Jon was nice to let me escape the heat of the day in his ice cream parlor. He has been open for a month, and business has been good. He transplanted his family all the way from Long Island, NY to the tiny little town of Quitman, TX. Two weeks after he opened, a franchise restaurant 2 doors down decided to start selling ice cream as well. Jon says it hasn’t hurt business though because people recognize in this tiny town of 1809 people who is out to make money, and who is out to serve the community.

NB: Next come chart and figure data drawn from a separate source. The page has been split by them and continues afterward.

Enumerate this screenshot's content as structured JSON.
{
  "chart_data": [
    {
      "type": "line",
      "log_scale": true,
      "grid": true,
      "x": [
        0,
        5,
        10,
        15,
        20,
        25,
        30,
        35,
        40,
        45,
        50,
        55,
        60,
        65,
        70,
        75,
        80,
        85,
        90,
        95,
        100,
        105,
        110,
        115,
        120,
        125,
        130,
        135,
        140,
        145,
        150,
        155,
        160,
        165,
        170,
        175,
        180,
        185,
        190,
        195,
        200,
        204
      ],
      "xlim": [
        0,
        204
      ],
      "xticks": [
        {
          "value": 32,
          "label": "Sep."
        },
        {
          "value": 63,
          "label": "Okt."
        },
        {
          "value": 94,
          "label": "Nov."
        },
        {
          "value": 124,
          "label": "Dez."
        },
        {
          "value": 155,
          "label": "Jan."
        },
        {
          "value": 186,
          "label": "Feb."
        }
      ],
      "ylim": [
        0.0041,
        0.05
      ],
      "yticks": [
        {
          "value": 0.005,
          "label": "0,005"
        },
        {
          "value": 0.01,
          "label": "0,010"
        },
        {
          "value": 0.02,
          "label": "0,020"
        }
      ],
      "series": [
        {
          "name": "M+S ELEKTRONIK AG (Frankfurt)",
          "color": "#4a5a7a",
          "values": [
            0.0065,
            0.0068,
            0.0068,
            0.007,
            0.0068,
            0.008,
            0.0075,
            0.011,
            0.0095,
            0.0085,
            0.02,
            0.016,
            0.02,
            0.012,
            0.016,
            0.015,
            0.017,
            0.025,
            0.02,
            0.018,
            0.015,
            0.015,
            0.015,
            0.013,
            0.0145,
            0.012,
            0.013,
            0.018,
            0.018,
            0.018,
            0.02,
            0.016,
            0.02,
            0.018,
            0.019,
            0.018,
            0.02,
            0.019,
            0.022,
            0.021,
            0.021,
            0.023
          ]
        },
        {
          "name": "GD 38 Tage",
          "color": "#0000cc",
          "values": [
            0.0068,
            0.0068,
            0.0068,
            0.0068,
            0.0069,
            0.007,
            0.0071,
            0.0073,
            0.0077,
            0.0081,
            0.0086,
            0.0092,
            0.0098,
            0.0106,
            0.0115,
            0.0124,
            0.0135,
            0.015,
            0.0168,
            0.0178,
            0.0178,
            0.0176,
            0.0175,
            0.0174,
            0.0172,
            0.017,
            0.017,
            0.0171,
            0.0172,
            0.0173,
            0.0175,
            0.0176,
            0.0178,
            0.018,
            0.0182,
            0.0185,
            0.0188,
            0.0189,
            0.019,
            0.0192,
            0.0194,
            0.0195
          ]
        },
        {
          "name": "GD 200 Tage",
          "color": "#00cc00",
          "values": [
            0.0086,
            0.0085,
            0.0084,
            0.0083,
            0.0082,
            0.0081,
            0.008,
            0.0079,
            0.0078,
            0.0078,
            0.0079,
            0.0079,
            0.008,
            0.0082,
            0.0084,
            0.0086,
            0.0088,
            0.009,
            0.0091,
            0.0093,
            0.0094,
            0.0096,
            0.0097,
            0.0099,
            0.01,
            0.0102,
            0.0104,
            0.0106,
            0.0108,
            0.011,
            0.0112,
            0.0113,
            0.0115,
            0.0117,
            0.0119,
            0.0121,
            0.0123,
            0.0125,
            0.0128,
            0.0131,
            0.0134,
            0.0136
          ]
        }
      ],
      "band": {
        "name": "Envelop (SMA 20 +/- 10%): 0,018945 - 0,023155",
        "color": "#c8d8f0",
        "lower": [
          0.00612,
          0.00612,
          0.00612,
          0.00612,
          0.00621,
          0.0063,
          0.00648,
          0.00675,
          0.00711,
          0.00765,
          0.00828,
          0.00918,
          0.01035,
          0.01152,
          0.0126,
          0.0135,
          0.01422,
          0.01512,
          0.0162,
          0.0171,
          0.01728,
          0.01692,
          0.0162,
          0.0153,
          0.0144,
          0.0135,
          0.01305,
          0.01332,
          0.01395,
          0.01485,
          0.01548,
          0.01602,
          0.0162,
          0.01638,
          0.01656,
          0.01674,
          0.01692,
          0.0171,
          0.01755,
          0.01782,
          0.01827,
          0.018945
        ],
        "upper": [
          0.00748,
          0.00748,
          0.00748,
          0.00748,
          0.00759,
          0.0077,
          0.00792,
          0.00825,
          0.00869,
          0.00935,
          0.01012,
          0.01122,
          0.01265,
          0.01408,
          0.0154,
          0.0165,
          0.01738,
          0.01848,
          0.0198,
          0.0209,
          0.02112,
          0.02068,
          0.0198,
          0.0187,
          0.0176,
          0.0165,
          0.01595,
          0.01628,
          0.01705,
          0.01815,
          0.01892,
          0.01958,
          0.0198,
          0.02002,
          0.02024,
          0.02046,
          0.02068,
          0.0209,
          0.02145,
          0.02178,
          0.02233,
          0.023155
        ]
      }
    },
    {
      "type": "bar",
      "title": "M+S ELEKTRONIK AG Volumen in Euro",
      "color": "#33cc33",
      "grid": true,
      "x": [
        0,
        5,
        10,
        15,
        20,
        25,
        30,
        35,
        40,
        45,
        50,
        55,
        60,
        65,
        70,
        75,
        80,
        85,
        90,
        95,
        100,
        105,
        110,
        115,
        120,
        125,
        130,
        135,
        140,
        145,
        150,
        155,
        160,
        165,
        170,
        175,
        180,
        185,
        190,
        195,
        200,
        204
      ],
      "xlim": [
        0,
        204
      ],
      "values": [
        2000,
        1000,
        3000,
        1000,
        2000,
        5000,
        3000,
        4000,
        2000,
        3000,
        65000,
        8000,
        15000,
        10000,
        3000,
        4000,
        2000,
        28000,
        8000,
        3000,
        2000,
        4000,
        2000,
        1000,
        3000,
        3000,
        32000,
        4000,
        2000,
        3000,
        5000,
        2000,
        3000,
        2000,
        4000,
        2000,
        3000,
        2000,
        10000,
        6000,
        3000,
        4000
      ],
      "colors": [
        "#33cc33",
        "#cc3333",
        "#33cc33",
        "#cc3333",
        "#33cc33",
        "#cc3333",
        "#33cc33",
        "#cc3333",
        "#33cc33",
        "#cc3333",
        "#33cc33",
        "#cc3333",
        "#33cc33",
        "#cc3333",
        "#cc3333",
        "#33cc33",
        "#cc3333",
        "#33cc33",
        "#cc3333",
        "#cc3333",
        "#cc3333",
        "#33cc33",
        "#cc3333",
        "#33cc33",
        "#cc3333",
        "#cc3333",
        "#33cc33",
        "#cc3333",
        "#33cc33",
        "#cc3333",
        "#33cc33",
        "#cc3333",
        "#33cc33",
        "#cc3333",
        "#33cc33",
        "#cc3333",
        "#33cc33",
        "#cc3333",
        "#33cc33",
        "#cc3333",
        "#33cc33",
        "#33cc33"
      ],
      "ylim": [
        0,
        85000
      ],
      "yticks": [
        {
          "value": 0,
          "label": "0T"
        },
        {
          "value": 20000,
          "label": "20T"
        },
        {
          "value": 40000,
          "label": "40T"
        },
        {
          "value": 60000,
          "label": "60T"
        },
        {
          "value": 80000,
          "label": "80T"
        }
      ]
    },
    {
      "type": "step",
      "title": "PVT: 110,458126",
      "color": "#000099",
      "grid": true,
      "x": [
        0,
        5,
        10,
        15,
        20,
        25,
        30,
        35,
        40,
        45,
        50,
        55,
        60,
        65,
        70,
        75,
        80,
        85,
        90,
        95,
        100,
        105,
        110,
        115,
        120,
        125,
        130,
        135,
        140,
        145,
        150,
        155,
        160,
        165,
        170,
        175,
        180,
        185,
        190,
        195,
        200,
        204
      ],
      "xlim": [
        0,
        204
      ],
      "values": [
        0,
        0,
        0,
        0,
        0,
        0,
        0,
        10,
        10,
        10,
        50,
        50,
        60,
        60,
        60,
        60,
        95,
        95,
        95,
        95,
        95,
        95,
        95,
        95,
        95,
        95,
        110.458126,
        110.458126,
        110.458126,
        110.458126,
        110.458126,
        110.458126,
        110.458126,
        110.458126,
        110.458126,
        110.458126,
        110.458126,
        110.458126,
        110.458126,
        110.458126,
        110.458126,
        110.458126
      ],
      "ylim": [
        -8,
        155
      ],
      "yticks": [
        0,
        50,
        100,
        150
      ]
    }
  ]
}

Jon is a 6 foot 2 African American male in a tiny little town in rural East Texas, he speaks with a heavy New York accent, and his heart is made of gold. He may stick out a bit in this small town, but Jon is the head chef at an award winning restaurant in East Texas, and he works 8 hours a day at the ice cream parlor as well. He has 4 daughters and a wife, so it is no wonder he works two full time jobs…he needs to stay out of the house. 🙂 Every customer feels as if they have been treated to ice cream, rather than purchased some. Jon goes out of his way to accommodate all his customers and give them what they want. When I asked him what his business model was he said simply, “I try to treat people the way I like to be treated.”

If we only applied Jon’s business model to every aspect of our lives.